RDMA Transforms Inefficiency into Efficiency

To address the issues of high server-side data processing latency and resource consumption in remote memory access, IBM and HP proposed RDMA (Remote Direct Memory Access) in 2003. By using network adapters that support this technology, data can be transferred directly from the network to the application memory or from the application memory directly to the network, enabling zero-copy networking without the need to copy data between the application memory and the operating system's data buffers. Such transfers do not require the CPU, cache, or context switcher to perform any work, significantly reducing processing latency in message transmission. Additionally, the transmission can be performed in parallel with other system operations, improving switch performance.
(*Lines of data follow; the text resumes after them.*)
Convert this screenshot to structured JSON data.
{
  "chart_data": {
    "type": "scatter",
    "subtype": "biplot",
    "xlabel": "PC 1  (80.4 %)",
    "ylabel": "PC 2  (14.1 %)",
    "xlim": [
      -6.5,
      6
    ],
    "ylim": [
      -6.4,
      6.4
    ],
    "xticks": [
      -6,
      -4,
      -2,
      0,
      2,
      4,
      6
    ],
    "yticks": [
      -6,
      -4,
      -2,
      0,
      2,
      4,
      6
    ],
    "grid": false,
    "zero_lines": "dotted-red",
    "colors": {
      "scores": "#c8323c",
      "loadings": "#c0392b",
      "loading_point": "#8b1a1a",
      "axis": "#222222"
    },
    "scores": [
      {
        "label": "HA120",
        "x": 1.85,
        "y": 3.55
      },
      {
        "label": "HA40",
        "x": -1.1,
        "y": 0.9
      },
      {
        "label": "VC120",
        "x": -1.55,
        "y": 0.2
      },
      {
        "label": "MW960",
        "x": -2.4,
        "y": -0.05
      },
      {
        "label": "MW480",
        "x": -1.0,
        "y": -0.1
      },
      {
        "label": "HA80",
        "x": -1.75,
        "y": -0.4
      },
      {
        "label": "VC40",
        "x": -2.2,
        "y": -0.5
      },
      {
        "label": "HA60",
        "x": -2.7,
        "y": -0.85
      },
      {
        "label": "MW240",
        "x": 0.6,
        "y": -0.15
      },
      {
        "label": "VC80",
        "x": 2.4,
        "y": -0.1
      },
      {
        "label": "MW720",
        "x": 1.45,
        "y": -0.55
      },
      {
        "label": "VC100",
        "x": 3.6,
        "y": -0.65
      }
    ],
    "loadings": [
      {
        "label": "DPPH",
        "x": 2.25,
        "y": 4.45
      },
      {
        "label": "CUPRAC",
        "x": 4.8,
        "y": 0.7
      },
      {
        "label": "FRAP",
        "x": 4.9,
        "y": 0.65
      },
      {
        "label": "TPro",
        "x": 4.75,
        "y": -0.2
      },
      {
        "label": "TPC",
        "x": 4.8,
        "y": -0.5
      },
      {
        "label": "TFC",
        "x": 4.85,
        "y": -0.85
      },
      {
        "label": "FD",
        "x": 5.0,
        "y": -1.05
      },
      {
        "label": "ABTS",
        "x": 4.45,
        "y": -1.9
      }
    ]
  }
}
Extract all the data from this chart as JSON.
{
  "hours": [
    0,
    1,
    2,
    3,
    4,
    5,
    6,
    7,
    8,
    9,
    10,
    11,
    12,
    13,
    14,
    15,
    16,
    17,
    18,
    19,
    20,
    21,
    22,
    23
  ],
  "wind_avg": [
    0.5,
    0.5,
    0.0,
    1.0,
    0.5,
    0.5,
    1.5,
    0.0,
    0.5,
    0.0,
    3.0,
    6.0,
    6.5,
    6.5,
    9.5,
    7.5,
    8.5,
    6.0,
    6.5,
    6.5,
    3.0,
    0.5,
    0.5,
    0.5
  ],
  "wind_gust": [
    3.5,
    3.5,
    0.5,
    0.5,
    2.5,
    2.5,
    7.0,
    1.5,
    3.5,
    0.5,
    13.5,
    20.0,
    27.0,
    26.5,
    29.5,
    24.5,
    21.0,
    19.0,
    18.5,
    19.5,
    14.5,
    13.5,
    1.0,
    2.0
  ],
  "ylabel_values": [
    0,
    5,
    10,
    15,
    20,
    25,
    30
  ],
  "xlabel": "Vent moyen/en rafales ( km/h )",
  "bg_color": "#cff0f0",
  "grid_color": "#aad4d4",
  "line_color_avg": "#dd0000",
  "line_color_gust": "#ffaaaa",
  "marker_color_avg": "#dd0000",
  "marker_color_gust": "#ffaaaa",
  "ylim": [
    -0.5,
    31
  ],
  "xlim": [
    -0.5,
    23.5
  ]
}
In the specific process of remote memory read and write, the remote virtual memory address used for RDMA read and write operations is included in the RDMA message for transmission. Therefore, the remote application only needs to register the corresponding memory buffer in its local network card. The CPU of the remote node does not provide any services during the entire RDMA data transfer process, except for connection establishment and registration calls, resulting in no resource consumption for the CPU. For example, suppose a connection has been established between an application and a remote application, and the remote memory buffer has been registered. When the application performs an RDMA read operation, the process is as follows:

When an application performs an RDMA read operation, no data copying is performed. Without involving the kernel, the RDMA request is sent from the application running in the user space to the local NIC.

The local NIC reads the content of the buffer and transmits it over the network to the remote NIC.

The RDMA information transmitted over the network includes the target virtual memory address, memory key, and the data itself.

The target NIC verifies the memory key and directly reads the data from the application buffer. The remote virtual memory address used for the operation is included in the RDMA information.

As shown in the diagram, by comparing the data processing processes of the traditional mode and the RDMA mode, RDMA technology brings significant breakthroughs to data center communication architecture, such as low latency and extremely low CPU and memory resource utilization.